From the shallow, it seems like freelancers are actually living their dream. Being able to call their own boss as well as not having a boss who’s always after you, is a desire which everybody has in today’s scenario.
While freelancing is a perfect fit for some people, what happens if—for you—that fit starts to feel a bit off?
Here are some red flags that suggest freelancing might not be your thing. But don’t fear—these warning signs you shouldn’t freelance come with solutions if you’re determined to strike out on your own.
- Firstly, Working whenever you need,
- Secondly, Making your own schedule of work,
- Thirdly, Outside agreement,
- Fourthly, Flying above the day-to-day grind,
- Lastly, Not stickled to 9-5 employment.
These are the key perks of freelancing, and exactly what makes it an appealing work option for so many people.
But what if factors in your life make this kind of extreme flexibility feel too uncertain?
If you have children or other people to care of a severe health issue, a mortgage to pay, or any other life circumstances that count on a predictable income stream, freelancing’s flexibility can become a double-edged sword.
Job Security is threatened
Sure you’ll be able to pick up your kids from school without worrying about clearing it with your manager, but you might be worried about whether you’re making
enough to pay for their expenses this month instead.
The more the security of a regular paycheck as well as dependable benefits sounds good to you, the more you might not be cut out for the sometimes spontaneous nature of freelance work.
But it doesn’t have to be an either/or situation.
Need a Freelancing Job? Here’s what all you need to do
Establishing Anchor Clients
If the potentially up to and down the nature of freelance work makes you nervous, one surefire way to shore up the consistency of your freelance income and workload
are to focus on establishing an anchor client.

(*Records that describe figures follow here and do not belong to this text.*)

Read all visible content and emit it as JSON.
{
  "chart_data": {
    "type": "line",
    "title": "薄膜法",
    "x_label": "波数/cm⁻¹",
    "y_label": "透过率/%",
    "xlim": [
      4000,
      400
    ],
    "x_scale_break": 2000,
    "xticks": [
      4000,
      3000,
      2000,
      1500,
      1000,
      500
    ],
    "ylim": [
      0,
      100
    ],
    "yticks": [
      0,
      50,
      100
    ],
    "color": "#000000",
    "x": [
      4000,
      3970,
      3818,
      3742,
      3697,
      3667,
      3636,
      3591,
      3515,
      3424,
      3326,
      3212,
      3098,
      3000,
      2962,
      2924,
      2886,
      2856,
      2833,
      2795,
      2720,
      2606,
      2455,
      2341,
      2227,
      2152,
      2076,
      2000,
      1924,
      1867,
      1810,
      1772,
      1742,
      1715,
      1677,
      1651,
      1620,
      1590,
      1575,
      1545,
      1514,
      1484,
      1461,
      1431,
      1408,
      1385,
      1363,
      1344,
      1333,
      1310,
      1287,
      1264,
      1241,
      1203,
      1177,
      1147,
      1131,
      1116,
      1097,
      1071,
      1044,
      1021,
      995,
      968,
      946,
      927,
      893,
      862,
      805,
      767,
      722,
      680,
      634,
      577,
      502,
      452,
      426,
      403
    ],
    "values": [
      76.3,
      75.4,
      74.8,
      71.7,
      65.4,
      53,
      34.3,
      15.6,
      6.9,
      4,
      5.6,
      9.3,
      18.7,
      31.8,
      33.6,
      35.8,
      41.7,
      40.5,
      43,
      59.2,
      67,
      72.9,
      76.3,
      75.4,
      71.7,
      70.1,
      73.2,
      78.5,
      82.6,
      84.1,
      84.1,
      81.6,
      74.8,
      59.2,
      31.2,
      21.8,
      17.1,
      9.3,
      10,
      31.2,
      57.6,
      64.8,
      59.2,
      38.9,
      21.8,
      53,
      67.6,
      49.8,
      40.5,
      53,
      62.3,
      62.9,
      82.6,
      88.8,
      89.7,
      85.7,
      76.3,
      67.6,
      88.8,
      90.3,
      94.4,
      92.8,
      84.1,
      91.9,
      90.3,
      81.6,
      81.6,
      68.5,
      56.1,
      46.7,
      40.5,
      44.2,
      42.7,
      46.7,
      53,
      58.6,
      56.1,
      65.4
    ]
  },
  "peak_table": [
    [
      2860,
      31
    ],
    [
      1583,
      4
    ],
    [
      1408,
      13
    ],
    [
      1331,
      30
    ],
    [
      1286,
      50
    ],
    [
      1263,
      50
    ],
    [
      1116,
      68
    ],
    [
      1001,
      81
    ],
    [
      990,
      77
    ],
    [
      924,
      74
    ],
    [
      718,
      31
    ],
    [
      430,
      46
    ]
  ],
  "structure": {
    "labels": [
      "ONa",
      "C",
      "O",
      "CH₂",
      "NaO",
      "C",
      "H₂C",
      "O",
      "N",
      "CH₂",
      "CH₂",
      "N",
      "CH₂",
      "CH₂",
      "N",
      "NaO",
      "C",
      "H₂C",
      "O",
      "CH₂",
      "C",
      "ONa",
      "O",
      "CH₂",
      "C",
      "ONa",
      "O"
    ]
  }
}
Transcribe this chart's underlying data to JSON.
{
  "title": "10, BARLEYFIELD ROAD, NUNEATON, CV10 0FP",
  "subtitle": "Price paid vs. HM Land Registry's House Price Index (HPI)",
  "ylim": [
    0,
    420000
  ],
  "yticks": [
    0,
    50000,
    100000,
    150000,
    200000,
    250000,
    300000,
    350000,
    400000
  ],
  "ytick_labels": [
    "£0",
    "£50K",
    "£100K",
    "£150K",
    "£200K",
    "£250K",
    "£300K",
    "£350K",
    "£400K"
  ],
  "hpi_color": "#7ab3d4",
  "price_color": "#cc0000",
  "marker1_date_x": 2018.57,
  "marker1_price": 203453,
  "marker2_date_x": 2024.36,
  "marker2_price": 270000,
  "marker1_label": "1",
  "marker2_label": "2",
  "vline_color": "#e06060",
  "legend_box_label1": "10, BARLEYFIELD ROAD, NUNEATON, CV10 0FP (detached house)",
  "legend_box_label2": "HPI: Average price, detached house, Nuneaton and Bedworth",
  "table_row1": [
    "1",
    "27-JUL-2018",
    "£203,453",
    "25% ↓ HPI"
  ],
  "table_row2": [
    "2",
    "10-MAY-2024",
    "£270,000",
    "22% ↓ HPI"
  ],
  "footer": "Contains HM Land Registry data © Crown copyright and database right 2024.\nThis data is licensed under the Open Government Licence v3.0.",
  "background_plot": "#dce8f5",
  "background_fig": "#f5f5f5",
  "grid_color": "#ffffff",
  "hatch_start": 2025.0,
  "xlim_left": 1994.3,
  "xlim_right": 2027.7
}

Anchor clients are individuals or businesses you develop an ongoing relationship with and do a steady amount of work for every month.
Committing to an anchor client will narrow your freelance flexibility.
Practice long term freelancing
Opportunities aren’t jumping off the page from your list of previous or current clients, start actively seeking out individuals or companies looking to hire longer-time freelancers.
Meanwhile, when it comes to freelancing and security, it’s helpful to keep in mind that the grass isn’t necessarily greener on the other side.
Organization and Fertility Aren’t Your Vigorous Suit
If an organization, as well as self-directed productivity, don’t come naturally, to you, freelancing can quickly start to feel like a swamp of procrastination and looming, deferred work.
The more stuck you become, the more you might start rethinking freelance work as well as looking wistfully to the structures of full-time office life.
But with a little bit of adjustment and dedication, you can easily bring some of that office-style structure to freelancing.
What to do to make yourself organized?
You’ll never feel organized as a freelancer until you implement some organizational systems, that’s simply a fact.
But those systems don’t need to be anything overly knotty, arduous, or evocative of a manager breathing down your neck in a cubicle.
Some basic processes to help you stay focused as well as efficient will do just fine.
The most essential way to bring focus and organization to your freelance work is to regular, daily schedule.
The best part about sticking to a regular schedule as a freelancer is that you get to decide exactly what that schedule looks like.
Whether it’s using a daily to-do list, taking some time on Sunday evening to plot out your calendar for the week, deciding on fixed chunks of work time followed by planned breaks, building in time for walks as well as stretching periodically through the day, or whatever else helps to give you work day flow.
Being a part of a team is what you miss being a freelancer
When it comes to selling the flexibility and benefits of freelance work versus the rigidity of a 9-5 job, there’s one vital part of an office culture that’s sometimes overlooked—working on a team and having regular social interaction with co-workers.
Every person’s mileage varies when it comes to social needs.
Some people flourish working alone, while other people can feel confined even in a busy workplace.
What to Do if You Don’t Feel Comfortable Selling Your Skills
Feeling like you’re pestering potential clients by selling them on something they don’t want, simply look at your freelance job search as a chance to showcase what it is you’re capable of doing.
Let’s create the next big thing together!
Coming together is a beginning. Keeping together is progress. Working together is success.